En 2024, le tribunal a accordé à Laurent Dauvin un préjudice de jouissance de 3 000 euros à titre provisionnel et a ordonné une expertise judiciaire du logement, devant être rendue avant le 30 juin 2025. Si une partie de cette expertise a été réalisée en mai 2025, le rapport complet n'a toujours pas été transmis à ce jour. L'expertise de la partie électrique, promise par la spécialiste mandatée, n'a pas non plus été effectuée.

Me Nicolas Gallon, l'avocat de Laurent Dauvin, a formulé une nouvelle demande d'expertise auprès du juge, constatant "le dysfonctionnement de l'institution judiciaire lié à une expertise judiciaire ordonnée il y a plus d'un an et qui n'avance pas". L'avocat a demandé 300 euros mensuels de préjudice de jouissance à compter de juillet 2020 pour son client, montant qui devra être évalué définitivement en fonction des résultats de l'expertise.

Des travaux insuffisants et des attentes interminables

La propriétaire a effectué certains travaux, notamment le changement de la fenêtre de toit, mais selon le collectif du logement, il s'agit d'"un emplâtre sur une jambe de bois". La toiture, source principale des infiltrations, n'a pas été traitée. La propriétaire se serait engagée à mener sa propre expertise de la toiture et a mis en demeure le syndic en juillet dernier pour que les travaux soient enfin mis en œuvre.

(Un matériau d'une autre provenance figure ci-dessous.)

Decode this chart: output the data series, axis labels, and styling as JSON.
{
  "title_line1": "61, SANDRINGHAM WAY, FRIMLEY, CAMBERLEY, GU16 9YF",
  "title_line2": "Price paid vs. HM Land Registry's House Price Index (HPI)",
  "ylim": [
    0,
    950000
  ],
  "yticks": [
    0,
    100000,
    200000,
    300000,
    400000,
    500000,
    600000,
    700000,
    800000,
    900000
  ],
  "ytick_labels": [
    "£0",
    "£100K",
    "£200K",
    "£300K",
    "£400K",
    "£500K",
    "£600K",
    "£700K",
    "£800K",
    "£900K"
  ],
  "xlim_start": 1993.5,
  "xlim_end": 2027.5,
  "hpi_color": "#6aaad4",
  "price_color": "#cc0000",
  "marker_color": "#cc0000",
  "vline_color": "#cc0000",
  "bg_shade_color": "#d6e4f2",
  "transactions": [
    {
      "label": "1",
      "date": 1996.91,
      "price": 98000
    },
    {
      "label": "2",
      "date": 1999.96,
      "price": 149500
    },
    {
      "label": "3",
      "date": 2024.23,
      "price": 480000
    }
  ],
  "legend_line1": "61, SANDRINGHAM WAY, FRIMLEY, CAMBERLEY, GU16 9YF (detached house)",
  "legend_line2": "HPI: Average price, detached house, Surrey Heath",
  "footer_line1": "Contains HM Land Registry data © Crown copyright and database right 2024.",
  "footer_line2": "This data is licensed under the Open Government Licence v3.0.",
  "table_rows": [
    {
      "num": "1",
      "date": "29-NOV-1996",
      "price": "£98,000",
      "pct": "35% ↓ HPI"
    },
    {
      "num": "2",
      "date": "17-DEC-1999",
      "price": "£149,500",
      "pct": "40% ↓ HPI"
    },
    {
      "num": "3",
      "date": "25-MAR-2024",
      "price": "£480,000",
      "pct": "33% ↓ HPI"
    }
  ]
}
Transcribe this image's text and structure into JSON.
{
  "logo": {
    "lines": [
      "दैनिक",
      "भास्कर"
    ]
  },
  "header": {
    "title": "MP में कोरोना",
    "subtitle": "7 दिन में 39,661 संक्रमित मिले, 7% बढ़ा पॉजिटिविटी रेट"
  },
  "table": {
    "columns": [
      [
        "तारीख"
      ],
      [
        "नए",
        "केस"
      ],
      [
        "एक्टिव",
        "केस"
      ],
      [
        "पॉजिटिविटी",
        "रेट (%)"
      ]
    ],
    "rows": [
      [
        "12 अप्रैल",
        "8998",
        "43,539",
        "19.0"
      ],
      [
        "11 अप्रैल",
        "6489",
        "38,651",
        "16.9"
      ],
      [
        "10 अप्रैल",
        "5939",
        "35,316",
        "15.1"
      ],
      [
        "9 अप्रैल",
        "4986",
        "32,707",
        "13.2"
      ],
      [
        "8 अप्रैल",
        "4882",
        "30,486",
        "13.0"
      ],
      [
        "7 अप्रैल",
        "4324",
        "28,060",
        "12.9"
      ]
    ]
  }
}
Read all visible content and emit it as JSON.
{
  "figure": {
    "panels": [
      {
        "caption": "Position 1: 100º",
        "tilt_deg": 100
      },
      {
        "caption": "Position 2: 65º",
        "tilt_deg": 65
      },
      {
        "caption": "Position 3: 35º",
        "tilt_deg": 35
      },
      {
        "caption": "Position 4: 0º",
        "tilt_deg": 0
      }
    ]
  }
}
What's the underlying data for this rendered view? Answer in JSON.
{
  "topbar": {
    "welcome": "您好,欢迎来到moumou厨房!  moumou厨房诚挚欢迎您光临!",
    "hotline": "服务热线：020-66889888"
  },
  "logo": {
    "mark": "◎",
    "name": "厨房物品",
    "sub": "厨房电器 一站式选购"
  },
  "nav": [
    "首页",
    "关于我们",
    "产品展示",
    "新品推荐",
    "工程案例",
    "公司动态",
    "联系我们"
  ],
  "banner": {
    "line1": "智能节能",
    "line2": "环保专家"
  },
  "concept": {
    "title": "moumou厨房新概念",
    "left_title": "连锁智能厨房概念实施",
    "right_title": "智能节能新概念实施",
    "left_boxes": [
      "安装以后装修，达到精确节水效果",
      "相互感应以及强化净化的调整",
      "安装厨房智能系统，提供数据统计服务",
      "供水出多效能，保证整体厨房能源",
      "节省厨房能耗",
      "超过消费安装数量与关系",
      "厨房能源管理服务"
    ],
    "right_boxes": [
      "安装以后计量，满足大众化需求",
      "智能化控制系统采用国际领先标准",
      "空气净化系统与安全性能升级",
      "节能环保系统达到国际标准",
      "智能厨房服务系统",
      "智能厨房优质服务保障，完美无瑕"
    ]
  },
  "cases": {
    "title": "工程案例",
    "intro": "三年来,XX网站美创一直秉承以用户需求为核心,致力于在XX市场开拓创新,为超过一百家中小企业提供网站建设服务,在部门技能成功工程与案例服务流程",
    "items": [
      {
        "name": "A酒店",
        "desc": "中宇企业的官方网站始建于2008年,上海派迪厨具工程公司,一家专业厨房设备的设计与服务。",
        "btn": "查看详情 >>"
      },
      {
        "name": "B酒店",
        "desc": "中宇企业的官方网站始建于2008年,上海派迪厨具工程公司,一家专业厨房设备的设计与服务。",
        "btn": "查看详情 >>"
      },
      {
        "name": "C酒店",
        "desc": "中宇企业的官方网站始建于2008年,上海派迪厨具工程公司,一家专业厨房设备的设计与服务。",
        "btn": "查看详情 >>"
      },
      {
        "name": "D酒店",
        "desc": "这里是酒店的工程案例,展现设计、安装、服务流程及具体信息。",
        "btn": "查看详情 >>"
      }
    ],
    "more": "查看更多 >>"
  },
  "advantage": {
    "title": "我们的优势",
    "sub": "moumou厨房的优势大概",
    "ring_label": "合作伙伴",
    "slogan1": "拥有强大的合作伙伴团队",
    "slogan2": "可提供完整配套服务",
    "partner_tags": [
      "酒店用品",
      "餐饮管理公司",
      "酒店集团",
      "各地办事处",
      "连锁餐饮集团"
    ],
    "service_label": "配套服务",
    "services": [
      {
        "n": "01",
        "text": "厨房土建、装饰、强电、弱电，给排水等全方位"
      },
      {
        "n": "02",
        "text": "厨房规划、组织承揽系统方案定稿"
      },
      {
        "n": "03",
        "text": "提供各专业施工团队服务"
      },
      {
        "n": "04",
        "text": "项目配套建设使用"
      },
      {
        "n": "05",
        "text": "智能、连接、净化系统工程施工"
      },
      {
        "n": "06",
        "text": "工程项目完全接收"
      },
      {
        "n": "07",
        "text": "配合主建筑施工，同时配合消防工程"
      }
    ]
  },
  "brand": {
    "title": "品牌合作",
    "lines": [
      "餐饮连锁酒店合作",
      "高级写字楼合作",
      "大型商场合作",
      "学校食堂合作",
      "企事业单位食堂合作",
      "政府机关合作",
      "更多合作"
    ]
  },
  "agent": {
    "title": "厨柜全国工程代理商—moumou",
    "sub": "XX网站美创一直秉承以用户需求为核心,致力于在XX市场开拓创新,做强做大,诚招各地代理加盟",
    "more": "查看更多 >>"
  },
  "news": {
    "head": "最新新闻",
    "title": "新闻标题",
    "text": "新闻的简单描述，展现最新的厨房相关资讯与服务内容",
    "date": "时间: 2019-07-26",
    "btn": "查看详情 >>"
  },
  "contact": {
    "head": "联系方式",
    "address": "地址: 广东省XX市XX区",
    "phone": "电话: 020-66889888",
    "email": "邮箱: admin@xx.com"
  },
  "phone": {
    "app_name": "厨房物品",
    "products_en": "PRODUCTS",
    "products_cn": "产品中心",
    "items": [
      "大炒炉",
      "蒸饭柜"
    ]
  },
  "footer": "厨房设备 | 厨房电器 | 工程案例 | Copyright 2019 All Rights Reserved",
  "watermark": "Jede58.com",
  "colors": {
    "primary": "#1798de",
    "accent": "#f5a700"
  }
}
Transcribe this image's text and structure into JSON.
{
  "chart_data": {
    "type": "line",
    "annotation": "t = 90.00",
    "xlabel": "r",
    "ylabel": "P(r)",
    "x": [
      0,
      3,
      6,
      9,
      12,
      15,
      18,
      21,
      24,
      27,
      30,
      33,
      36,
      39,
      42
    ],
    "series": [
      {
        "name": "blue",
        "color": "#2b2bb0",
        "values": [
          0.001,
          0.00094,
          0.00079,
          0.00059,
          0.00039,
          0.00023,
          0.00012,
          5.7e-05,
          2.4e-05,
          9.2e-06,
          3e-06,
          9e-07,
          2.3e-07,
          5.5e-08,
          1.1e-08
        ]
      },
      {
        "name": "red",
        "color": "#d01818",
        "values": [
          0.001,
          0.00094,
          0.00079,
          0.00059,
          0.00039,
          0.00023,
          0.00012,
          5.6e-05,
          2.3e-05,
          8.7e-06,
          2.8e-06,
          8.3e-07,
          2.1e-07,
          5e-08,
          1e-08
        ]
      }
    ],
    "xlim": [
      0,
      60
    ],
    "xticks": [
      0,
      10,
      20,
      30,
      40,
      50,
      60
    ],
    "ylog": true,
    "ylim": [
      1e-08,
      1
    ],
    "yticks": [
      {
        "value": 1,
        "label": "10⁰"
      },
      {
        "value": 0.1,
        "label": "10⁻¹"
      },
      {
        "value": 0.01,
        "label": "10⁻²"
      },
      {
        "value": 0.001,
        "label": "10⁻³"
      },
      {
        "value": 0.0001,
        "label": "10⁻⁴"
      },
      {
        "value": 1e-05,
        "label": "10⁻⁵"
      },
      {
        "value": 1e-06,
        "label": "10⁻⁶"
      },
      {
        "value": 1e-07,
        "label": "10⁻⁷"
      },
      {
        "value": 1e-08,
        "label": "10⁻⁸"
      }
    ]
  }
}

En attendant, Laurent Dauvin "tourne en rond et je dois en plus tout gérer. Ça fait 13 ans que je suis dans cet appartement. J'ai redemandé il y a quelques mois un logement social mais j'attends toujours…", se désespère le Sétois. L'absence d'expertise complète empêche toujours l'évaluation définitive de son préjudice de jouissance, prolongeant ainsi une situation d'insalubrité qui dure depuis plus d'une décennie.

Ce cas illustre les difficultés rencontrées par de nombreux locataires face à des problèmes de logement qui s'éternisent dans des procédures administratives et judiciaires complexes, malgré l'existence de dispositifs d'aide et de réglementations censées protéger les occupants.